Directors of Sigma recommended that shareholders vote in favour of the sale in the absence of a superior alternative.
Sigma said it would keep its healthcare division, which includes the wholesale and retail businesses.
"Sigma will emerge after the sale in a financially powerful position for future growth and business improvement under the company's new management team led by Mr Mark Hooper," Mr Jamieson said.
"We will also consider potential capital management initiatives."
Shares in Sigma were up 4c, or over 7% in early trading after the news came out, at 55c. They eased during the day to finish at 52, up 4%.
Sigma preferred to sell the business to Aspen rather than accept a 55c a share offer (down from an original 60c a share) from the South African company.
Now we will have to wait to see what Sigma does with the cash.
Pay some of the $800 million in debt might be a good start and complete changes aimed at putting its healthcare and pharmacy supply business on a more economic footing, before any return of capital to shareholders.
And grains group AWB has received a rival, unsolicited takeover proposal from Canadian rural group Agrium at $1.50 cash a share.
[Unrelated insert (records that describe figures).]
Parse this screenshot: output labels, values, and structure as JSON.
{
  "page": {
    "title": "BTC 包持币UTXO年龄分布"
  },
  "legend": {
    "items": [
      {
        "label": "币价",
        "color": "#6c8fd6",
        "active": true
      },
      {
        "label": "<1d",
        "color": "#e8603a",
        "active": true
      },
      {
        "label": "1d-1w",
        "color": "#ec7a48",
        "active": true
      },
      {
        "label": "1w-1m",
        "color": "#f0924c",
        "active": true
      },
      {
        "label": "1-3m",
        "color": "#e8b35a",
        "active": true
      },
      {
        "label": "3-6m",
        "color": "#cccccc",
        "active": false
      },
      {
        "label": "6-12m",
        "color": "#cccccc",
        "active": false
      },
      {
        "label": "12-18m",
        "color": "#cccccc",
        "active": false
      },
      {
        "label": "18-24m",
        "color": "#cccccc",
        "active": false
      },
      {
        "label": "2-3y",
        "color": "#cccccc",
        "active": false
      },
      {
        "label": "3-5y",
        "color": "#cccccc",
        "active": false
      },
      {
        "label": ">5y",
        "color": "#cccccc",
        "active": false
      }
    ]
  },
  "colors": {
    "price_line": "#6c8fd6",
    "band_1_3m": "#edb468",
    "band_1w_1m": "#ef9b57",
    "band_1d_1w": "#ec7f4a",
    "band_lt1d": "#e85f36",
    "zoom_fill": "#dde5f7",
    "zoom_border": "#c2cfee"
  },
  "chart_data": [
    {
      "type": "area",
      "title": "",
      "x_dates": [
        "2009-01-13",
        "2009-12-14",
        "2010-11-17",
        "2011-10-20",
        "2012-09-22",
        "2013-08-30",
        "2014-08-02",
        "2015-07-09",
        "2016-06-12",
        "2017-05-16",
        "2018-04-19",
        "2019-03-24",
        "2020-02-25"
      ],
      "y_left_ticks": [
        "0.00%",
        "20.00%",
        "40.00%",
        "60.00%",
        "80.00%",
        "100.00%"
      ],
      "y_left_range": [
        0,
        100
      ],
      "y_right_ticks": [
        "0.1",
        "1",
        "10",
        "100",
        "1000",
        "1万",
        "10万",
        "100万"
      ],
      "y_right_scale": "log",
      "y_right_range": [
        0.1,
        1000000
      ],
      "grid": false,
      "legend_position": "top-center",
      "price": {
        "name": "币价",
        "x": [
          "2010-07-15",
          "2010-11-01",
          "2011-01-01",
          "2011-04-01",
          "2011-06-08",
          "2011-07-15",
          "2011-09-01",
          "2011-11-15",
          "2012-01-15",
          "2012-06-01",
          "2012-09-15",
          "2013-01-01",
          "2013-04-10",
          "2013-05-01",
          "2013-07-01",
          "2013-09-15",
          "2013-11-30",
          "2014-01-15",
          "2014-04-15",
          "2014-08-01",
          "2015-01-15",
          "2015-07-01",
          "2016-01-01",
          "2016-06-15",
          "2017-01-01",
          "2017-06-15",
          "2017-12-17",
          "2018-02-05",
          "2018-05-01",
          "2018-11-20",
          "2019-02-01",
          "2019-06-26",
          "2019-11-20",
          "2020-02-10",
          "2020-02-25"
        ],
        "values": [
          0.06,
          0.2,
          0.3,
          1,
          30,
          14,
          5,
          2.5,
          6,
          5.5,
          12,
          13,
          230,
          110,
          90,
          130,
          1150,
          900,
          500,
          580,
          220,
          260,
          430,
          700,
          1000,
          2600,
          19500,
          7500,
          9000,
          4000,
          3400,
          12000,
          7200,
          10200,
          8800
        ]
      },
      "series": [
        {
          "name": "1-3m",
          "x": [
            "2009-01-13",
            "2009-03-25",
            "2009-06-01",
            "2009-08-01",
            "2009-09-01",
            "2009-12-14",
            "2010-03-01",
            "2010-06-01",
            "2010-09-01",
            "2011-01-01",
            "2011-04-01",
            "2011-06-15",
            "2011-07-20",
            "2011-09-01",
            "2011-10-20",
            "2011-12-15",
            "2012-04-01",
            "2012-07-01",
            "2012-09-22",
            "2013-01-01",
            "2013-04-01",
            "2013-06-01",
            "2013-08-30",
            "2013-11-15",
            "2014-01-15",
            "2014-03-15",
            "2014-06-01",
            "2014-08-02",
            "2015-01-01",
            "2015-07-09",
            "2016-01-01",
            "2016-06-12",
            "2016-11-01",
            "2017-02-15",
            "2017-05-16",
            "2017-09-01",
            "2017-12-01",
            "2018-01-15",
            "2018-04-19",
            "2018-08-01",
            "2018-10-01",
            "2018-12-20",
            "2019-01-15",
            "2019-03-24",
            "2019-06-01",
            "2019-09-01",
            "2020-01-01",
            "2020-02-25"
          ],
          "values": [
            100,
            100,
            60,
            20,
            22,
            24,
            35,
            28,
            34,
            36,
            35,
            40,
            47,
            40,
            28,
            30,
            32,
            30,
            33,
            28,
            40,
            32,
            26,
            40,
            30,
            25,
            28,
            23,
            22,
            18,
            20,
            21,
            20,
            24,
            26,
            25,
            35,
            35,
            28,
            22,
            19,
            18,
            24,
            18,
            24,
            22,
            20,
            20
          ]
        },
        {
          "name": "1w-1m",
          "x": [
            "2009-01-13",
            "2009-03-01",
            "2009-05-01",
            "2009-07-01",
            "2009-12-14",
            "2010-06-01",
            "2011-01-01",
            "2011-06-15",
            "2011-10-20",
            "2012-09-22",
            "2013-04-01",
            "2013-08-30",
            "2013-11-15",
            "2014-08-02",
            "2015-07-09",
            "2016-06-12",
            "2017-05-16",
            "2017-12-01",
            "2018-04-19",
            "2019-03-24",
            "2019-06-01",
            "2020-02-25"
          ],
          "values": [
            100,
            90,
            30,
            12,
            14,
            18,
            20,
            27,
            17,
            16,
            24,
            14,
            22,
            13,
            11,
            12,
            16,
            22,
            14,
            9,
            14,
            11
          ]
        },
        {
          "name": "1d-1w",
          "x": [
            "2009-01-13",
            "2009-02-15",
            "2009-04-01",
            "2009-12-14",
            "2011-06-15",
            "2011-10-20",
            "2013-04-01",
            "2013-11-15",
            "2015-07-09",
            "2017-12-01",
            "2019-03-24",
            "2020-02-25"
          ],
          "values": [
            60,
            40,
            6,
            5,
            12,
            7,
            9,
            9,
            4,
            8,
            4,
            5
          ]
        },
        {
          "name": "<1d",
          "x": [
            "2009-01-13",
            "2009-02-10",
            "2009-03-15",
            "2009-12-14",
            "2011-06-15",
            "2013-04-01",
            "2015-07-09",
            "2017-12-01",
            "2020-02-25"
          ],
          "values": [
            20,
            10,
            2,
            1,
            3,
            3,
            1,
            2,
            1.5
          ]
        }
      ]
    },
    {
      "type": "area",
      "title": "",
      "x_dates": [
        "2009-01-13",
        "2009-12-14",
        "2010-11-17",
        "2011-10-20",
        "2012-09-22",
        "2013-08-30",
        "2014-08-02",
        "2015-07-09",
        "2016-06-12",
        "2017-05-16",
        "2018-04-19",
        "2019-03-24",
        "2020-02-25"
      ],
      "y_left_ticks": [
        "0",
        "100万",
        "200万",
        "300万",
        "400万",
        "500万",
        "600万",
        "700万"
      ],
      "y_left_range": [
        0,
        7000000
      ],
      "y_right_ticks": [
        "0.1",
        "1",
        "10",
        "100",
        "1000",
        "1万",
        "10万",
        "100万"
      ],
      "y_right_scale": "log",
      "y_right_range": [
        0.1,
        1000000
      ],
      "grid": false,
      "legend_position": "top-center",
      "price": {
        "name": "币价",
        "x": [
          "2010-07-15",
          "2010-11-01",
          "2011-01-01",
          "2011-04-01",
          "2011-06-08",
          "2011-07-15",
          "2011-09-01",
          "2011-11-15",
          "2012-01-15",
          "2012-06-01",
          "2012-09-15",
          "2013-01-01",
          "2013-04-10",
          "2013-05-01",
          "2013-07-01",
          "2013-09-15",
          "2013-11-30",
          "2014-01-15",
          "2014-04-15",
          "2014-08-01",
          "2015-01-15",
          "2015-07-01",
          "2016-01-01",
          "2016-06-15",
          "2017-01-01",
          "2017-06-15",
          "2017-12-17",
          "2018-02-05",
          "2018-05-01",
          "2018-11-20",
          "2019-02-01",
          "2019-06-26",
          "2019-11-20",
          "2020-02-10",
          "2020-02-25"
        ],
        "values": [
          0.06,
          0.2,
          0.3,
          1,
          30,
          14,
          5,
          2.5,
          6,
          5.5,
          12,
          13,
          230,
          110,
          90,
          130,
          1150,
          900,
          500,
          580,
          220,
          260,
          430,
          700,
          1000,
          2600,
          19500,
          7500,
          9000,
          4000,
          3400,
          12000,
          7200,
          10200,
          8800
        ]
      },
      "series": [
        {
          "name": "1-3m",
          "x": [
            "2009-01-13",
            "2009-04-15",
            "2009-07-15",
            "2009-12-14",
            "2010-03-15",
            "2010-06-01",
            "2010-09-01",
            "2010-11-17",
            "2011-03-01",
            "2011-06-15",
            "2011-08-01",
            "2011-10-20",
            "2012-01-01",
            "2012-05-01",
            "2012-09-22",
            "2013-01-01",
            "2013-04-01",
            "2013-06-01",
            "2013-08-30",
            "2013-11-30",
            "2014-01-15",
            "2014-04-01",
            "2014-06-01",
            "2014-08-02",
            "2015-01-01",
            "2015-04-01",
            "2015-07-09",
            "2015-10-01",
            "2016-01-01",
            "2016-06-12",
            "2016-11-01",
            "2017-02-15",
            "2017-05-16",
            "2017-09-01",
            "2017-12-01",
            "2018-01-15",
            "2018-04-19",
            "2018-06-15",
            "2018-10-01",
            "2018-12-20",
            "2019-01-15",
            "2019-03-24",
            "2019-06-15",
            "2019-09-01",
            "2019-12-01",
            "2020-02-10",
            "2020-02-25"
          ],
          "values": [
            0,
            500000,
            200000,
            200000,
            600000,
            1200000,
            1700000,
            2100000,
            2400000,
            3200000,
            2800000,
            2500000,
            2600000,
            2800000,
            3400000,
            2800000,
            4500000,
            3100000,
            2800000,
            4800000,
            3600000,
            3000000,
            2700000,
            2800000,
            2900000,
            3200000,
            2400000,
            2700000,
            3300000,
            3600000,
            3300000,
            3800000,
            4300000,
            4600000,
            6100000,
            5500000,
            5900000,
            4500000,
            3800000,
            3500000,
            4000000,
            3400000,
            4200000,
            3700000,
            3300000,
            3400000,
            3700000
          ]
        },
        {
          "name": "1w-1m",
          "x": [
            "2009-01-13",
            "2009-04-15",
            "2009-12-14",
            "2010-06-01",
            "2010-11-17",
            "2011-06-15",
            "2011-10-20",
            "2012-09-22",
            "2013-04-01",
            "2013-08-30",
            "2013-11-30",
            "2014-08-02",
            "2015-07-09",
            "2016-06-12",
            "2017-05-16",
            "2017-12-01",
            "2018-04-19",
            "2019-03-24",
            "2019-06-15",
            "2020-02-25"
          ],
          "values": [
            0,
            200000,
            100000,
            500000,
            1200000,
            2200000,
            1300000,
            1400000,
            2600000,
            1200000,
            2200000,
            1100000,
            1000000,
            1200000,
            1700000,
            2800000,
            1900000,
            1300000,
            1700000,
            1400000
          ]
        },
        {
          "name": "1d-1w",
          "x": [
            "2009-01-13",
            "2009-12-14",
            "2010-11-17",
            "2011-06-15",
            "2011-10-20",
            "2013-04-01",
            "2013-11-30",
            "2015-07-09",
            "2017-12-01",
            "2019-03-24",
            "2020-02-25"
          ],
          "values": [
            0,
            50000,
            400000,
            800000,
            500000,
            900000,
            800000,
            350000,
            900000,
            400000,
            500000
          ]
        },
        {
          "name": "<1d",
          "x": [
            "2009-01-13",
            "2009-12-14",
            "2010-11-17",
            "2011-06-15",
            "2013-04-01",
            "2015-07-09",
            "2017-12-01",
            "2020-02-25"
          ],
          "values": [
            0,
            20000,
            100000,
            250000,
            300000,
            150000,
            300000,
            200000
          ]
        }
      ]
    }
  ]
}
The offer values AWB at about $1.23 billion and tops the so-called merger of equals proposal from NSW-based Graincorp that valued the company at around $860 million.
AWB revealed the approach yesterday in a statement to the ASX (http://imagesignal.comsec.com.au/asxdata/20100816/pdf/01088214.pdf).
AWB shares jumped 29% to trade around $1.42 yesterday after the approach had been revealed to the market.
Under the GrainCorp merger proposal, which will be implemented via a scheme of arrangement, GrainCorp will issue to AWB shareholders one GrainCorp share for every 5.75 AWB shares.
The Agrium proposal, which would be effected by scheme of arrangement, is conditional upon Agrium conducting limited due diligence with respect to certain financial and legal matters.
Implementation of the proposal would be subject to receipt of foreign investment approvals, removal of the 10% shareholding cap under AWB's constitution and the negotiation of an implementation agreement.
''The AWB directors advise shareholders that the Agrium proposal is conditional and subject to negotiation and may not lead to a definitive arrangement,'' AWB said in yesterday's statement.
''Accordingly, at this stage, the merger implementation deed with GrainCorp remains on foot and AWB directors have not withdrawn or modified their previous recommendation that shareholders vote in favour of the merger with GrainCorp.''
Canada-based Agrium said its proposal represented a 57% premium to AWB's trading price of 95.5c a share on July 29, just prior to the GrainCorp merger announcement.
Agrium said its proposal was sent to the AWB board on August 14.
''Agrium is in discussions with AWB with the intention of agreeing to a proposal that the AWB Board would recommend to its shareholders,'' Agrium said in a statement.
''Agrium sees significant potential to enhance the product and service offerings to the Australian and New Zealand grower, particularly through AWB's retail Landmark Rural Services division, by utilising Agrium's international fertiliser and crop protection sourcing capabilities, while supporting further growth within each division of AWB.''
GrainCorp shares jumped more than 4% yesterday, or 26c, to $6.53 as investors thought that the company might be better off without AWB. Or they feel a bid coming on.
Another Canadian agribusiness, Viterra, bought ABB Grain Ltd for $1.6 billion in September of last year.